Difference between Excise Duty and Custom Duty
• While excise duty is levied on goods produced or manufactured within the country,
custom duty applies to the goods that are sold in India but were produced in a different
country. Excise duty is to be paid by the manufacturer of the goods and not by the
consumer. Custom duty is to be paid by the importer of the goods.
• A number of provisions are common for excise duty and custom duty with the major
difference being the place of production of the goods.
• Non-payment of your excise duty on time can lead to huge financial repercussions.
According to the laws related to excise duty, the amount of penalty can be anywhere
between 25 to 50 percent of the amount of tax evaded. Usually, the excise duty itself is a
big amount and when the penalty is calculated as a percentage of it, it can be of
substantial value.
Procedure for Central Excise Clearance Under Export
• Central Excise Clearance procedures Under Claim of Rebate (Without Examination)-Under this method,
exporter pays excise duty and clears the goods on his own, without examination by the Central Excise Officer.
• Application to Excise Authorities: The exporters are allowed to remove the goods for export, on their own,
without getting the goods examined by the Central Excise officers. The application form – ARE-1 in such cases
would be prepared in sixtuplicate, giving all particulars and declarations, after removal of goods.
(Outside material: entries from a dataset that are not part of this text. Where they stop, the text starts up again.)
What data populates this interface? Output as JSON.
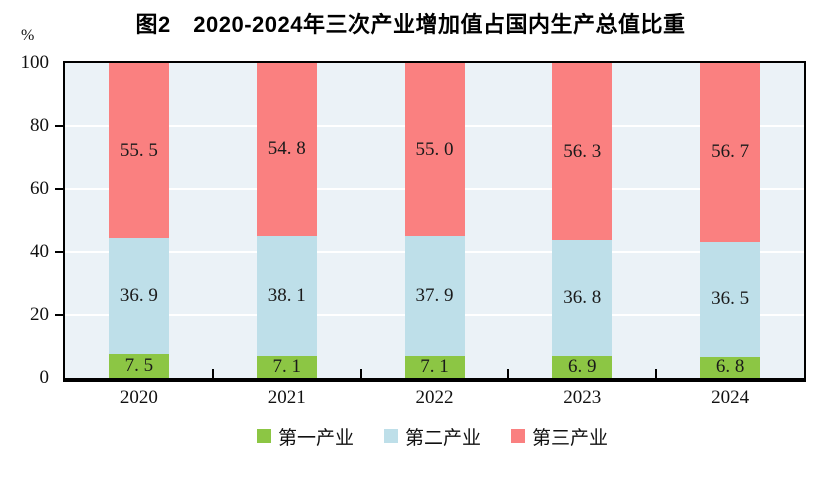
{
  "title": "图2　2020-2024年三次产业增加值占国内生产总值比重",
  "y_axis_unit": "%",
  "chart_data": {
    "type": "bar",
    "stacked": true,
    "title": "图2　2020-2024年三次产业增加值占国内生产总值比重",
    "categories": [
      "2020",
      "2021",
      "2022",
      "2023",
      "2024"
    ],
    "series": [
      {
        "name": "第一产业",
        "color": "#8cc644",
        "values": [
          7.5,
          7.1,
          7.1,
          6.9,
          6.8
        ]
      },
      {
        "name": "第二产业",
        "color": "#bedfe9",
        "values": [
          36.9,
          38.1,
          37.9,
          36.8,
          36.5
        ]
      },
      {
        "name": "第三产业",
        "color": "#fa8080",
        "values": [
          55.5,
          54.8,
          55.0,
          56.3,
          56.7
        ]
      }
    ],
    "xlabel": "",
    "ylabel": "%",
    "ylim": [
      0,
      100
    ],
    "yticks": [
      0,
      20,
      40,
      60,
      80,
      100
    ],
    "grid": true,
    "gridline_color": "#ffffff",
    "plot_background": "#ebf2f7",
    "axis_color": "#000000",
    "legend_position": "bottom"
  }
}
• Examination by the Central Excise:The jurisdiction Superintendent of Central Excise shall examine the
information contained in ARE-1 and verify the facts of payment of duty and other certificates/ declarations
made by the exporter
• Examination by Customs Authorities:In this case, the customs authorities would invariably examine the goods,
as excise authorities have not examined goods. The rest of the procedure is the same detailed in the earlier
procedure for Central Excise clearance under Claim of Rebate (WITH EXAMINATION).
2. Procedure for Excise Clearance under Bond / Letter Undertaking-Under this rule, there is no
PLA(personal Ledger Account) as no duty is paid. Instead of payment of duty, the manufacturer exporter
executes bond/letter of undertaking to the amount equivalent to the excise duty. Such a bond is to be
supported by the bank guarantee to protect financial interests of excise department.